I ENCONTRO DE LITERATURA DO HOSPITAL DE SANTA MARTA
18 de Maio de 2006
MUSEU MACBRIDE . HOSPITAL DE SANTA MARTA

Aos Colegas da SOPEAM

 

A cidade tinha a cor, o coração algures.

A vida não estava nos textos, pergaminhos, num livro

equilibrado sobre a cabeça.

Algures, alguma deusa primordial protegia-me e a vida

pulsava, com as suas arestas lentas.

 

Eu era um sonoro vulcão, a cabeça desequilibrada,

uma haste de cinza rompendo a cabeça e o livro,

as chamas lacunares atravessando-me.

Fazia-me arqueóloga, com os pulsos puros e os cabelos lentos.

 

A vida não estava nas pedras, nem nos sarcófagos,

mas os mortos nasciam todos os dias,

inundando de neblina os jornais, cobertos de esporos frios,

as musas desequilibradas desequilibrando-me.

 

A minha vida era assimétrica, as minhas mãos confundidas,

entre filamentos de crisálidas.

 

Passavam por mim as musas delirantes.

E os mortos estendiam-se na cidade, como castanhas no outono.

A morte não estava nas locomotivas,

e eu aprendia a suturar, nos hospitais assépticos.

A minha vida cobria-se de orquídeas.

 

A morte escondia o seu seio. Havia gaze, iodo e mercúrio;

os meus olhos, uma genciana aberta de pássaros, neve.

E a vida não estava na arqueologia suturada,

nem nas saturadas invenções.

Mas as ânforas passavam, frenéticas.

Sonhava com Marco Aurélio. Provava o exótico garum.

Lia e suturava.

 

Cingia a cabeça, devorando as cidades interiores.

A arqueologia regressava, com todo o seu ouro.

A morte e a vida, os êmbolos inertes.

O terror regressava.

Pelos campos cirúrgicos o fogo surgia.

 

Renasciam as cinzas, no corpo sôfrego para segregar

as ervas e os violinos.

E a cidade tinha a cor, o coração algures.

As musas cirúrgicas passavam.

 

O Estige sorria, desdobrando canções, árvores frondosas

— os violinos sonhavam,

o mundo era uma canção iluminada, entre neve,

oxigénio, compostos iodados;

a Vida e a Morte, de mãos dadas, descobrindo os sarcófagos,

os Manes, as cidades interiores.

 

A Vida passava, leve e enigmática, como um teorema nocturno.

As estrelas soltavam-se.

Sabia de cor as violetas, a cor das cidades.

O Estige sorria.

A vida não estava nos textos, pergaminhos.

 

— A vida florescia, numa morna estação de neve e jornais.
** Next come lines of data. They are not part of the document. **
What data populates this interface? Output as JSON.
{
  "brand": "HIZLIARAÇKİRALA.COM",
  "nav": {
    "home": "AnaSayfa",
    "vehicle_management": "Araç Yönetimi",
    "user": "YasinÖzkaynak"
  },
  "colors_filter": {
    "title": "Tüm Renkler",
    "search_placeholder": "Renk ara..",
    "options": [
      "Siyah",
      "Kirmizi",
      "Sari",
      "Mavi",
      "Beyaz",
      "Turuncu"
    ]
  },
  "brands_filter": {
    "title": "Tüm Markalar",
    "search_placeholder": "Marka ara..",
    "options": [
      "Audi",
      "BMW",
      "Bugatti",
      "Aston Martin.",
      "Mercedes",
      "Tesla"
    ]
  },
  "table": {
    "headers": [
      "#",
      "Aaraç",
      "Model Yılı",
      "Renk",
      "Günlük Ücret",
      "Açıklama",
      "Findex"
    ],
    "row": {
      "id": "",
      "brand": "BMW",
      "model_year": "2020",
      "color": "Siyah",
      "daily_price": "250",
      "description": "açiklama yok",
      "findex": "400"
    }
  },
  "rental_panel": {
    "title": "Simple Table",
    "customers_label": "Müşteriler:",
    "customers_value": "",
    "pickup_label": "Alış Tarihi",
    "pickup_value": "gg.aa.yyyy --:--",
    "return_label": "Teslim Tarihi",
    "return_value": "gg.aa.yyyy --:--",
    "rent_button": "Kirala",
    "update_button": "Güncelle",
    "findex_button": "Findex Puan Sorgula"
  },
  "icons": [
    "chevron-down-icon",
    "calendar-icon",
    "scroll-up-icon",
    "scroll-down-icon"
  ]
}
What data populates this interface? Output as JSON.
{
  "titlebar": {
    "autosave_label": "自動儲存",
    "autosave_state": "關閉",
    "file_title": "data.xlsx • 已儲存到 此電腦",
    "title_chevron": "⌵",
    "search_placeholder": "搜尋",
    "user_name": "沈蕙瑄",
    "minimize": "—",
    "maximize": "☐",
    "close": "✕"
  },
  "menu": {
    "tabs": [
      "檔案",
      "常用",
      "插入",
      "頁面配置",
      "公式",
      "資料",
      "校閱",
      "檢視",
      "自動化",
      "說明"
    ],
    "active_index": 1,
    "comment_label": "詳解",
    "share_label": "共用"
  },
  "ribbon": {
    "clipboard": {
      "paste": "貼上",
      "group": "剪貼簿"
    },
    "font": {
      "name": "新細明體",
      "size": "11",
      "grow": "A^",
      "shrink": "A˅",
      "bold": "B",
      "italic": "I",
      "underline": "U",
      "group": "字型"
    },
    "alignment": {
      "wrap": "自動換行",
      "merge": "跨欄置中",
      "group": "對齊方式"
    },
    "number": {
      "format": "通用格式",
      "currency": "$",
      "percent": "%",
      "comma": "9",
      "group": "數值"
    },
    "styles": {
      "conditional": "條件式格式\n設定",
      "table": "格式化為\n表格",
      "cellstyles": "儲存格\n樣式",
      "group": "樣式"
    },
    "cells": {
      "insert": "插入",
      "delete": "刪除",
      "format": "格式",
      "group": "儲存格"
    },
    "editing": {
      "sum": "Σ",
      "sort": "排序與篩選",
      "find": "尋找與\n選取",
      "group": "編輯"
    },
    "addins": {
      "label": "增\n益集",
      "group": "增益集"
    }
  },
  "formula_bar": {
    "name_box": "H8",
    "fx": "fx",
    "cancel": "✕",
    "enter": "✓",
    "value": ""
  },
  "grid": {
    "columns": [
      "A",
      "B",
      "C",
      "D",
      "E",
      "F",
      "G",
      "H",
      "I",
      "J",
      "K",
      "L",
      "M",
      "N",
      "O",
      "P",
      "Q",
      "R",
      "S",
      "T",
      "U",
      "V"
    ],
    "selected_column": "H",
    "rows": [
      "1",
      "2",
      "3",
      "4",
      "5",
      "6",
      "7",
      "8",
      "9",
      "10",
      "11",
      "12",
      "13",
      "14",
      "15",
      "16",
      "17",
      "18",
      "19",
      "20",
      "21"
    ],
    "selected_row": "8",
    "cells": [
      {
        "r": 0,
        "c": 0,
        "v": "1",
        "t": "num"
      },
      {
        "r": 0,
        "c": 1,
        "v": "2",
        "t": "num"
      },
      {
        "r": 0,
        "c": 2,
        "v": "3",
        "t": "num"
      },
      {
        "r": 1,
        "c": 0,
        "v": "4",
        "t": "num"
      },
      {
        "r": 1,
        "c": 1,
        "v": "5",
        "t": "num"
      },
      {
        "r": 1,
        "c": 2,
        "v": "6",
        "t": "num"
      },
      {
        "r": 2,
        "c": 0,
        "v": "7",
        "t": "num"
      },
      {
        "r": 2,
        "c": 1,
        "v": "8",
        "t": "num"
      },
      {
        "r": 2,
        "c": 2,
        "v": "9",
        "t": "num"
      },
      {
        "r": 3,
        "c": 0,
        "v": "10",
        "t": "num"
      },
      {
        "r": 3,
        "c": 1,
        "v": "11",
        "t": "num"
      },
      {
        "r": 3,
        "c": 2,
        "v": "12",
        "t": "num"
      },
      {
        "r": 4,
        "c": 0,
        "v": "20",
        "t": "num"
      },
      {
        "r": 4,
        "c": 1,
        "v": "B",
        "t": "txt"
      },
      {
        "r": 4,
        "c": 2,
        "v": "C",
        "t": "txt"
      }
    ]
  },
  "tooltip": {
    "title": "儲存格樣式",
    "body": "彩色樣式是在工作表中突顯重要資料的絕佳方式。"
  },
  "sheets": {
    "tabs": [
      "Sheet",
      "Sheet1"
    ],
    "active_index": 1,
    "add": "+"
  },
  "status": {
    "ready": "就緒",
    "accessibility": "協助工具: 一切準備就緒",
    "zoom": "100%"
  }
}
Maria do Sameiro Barroso é licenciada em Filologia Germânica e em Medicina e Cirurgia, pela Universidade Clássica de Lisboa. Exerce a sua actividade profissional como médica, Especialista em Medicina Geral e Familiar.

Em 1987 iniciou a sua actividade literária, tendo publicado livros de poesia e colaborado em antologias e revistas literárias. A partir de 2001, a sua actividade estendeu-se à tradução e ensaio, tendo publicado, em revistas literárias e académicas.

Em 2002 iniciou a sua actividade de investigadora, na área da História da Medicina, tendo apresentado e publicado trabalhos, nesta área.